Current assets are the sum of inventories, accounts receivable and cash.

OA = page 1210 + page 1230 + page 1250

Short-term liabilities are the sum of all short-term debts of the enterprise.

KP = page 1510 + 1520 + page 1550

The Klo standard can vary from 1 to 2.5. Those. Even in the most extreme case, debts with short maturities should be fully covered by liquid assets.

And here, too, a lot depends on the direction of the company. Trading firms can allow a reduction in KLo to values ​​slightly exceeding 1, because their inventory is usually easy to sell if necessary.

It is usually more difficult for manufacturing enterprises to sell stock balances in warehouses, therefore KLo for them should be higher, approximately in the range of 1.5 - 2.5. But there is no need to increase this coefficient too much either, because while resources are in reserves.
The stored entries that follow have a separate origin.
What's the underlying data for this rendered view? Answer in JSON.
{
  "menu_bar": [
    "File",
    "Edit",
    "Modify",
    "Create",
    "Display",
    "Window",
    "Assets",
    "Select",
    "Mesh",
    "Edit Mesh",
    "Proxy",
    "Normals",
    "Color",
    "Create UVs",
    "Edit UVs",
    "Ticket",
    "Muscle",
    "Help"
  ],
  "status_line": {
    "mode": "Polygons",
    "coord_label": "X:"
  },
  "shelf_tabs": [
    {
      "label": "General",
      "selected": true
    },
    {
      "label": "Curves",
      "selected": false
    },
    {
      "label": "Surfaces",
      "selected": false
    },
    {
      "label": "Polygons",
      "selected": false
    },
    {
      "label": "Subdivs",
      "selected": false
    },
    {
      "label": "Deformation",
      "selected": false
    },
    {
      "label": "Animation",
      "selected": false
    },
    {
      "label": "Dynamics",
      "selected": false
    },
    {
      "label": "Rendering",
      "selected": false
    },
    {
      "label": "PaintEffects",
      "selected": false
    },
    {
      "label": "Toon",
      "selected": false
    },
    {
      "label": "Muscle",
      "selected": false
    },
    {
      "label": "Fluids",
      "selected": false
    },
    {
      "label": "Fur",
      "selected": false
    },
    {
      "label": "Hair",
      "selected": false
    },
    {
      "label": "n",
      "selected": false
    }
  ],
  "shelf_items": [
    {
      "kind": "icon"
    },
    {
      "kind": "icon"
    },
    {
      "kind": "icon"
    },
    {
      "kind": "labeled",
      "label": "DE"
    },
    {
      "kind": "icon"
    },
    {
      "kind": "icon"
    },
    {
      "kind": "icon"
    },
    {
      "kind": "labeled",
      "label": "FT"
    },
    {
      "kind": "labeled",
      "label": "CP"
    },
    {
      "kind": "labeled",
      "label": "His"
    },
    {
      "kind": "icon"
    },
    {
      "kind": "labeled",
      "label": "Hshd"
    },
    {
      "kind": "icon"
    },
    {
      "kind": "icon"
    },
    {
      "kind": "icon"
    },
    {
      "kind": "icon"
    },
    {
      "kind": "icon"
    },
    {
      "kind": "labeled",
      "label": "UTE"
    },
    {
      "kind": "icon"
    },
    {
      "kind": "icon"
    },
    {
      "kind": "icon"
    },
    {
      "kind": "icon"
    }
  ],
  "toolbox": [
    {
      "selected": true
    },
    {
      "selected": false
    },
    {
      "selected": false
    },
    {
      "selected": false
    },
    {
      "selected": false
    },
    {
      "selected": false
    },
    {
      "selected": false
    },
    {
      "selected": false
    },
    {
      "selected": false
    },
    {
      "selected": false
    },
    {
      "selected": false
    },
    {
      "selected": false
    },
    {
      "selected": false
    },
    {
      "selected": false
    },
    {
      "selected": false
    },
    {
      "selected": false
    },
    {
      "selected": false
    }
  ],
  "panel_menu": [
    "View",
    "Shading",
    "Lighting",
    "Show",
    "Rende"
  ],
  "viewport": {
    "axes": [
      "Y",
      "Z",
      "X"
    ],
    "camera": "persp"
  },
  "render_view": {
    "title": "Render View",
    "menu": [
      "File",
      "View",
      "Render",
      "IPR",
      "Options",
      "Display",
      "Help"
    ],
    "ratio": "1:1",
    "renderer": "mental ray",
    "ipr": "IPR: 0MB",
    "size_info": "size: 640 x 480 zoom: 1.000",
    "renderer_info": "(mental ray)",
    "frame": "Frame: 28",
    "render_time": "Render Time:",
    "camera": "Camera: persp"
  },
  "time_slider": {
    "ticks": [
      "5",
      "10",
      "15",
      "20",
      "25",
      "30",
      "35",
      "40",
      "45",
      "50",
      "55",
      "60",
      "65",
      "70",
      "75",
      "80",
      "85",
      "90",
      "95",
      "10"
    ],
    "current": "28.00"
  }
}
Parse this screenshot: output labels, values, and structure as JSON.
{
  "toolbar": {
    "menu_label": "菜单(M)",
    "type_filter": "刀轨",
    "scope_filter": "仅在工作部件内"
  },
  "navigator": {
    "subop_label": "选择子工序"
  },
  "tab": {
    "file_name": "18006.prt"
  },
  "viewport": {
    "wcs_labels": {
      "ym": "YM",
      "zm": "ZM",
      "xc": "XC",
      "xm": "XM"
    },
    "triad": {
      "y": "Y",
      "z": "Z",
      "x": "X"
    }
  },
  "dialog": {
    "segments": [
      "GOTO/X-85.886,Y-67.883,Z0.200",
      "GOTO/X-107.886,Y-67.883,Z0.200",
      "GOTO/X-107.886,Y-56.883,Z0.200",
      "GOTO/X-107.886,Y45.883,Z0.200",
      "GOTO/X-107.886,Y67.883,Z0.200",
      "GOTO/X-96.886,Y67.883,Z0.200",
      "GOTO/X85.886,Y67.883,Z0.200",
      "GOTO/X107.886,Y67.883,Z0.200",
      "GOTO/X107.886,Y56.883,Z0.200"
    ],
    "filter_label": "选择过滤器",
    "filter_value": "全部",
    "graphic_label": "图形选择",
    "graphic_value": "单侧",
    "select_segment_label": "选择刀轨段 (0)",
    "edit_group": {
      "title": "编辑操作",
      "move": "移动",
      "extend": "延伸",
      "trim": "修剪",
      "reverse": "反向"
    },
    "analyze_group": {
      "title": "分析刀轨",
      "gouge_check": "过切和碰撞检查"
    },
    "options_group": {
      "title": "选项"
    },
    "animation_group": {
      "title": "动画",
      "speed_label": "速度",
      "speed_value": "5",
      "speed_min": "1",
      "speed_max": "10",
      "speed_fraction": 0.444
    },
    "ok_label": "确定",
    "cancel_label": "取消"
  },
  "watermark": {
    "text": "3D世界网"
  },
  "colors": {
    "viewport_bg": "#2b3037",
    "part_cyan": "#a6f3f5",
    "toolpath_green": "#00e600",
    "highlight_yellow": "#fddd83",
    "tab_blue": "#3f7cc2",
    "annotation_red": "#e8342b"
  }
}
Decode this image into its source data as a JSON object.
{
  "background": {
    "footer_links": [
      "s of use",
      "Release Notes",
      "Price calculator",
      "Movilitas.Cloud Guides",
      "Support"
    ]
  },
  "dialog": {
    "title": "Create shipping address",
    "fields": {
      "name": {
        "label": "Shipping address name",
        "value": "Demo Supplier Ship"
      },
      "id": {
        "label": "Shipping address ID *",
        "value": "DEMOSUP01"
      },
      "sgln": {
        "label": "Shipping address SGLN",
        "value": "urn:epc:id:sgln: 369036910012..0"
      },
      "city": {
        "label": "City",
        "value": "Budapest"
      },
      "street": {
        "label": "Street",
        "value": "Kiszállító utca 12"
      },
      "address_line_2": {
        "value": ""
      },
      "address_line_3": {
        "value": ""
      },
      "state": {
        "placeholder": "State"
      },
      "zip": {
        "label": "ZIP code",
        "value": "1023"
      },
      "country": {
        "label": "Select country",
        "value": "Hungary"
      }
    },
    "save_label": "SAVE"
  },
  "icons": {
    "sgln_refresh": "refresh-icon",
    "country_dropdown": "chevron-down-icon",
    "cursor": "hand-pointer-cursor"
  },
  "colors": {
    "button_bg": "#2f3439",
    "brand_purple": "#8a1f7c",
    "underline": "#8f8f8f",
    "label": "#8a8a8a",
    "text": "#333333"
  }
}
How to learn to read a balance sheet

To read the main form of financial statements, you should take note of the following axioms:

  • the growth of the balance sheet currency (the total of the “Asset” and “Liability” sections) is considered a positive thing. If the currency is kept at the same level, for example, against the backdrop of a crisis, this is also a good achievement;
  • the mobility of resources is evidenced by the excess of current assets (result of section II of the Asset) over non-current assets (result of section I of the Asset);
  • a decrease in the “Fixed Assets” indicator indicates a lack of modernization, obsolescence of equipment, or even a reduction in production capacity;
  • increase in capital, incl. at the expense of reserves and profits (the result of Section III of Liabilities), demonstrates the sustainability of the enterprise;
  • the excess of own funds over borrowed funds (sections IV, V of the Liability) also indicates the firm’s independence from external financial sources;
  • having obligations is not always a bad sign. For example, accounts payable are quite acceptable if there are accounts receivable in approximately the same amount.

Example

dateCurrent assetsShort-term liabilitiesKlaw
31.12.2017348029601,18
31.12.2018355025861,37
31.12.2019350020201,73

CL is steadily increasing and reached 1.73 as of the last reporting date. This indicator allows you to ensure solvency for a company from any field of activity.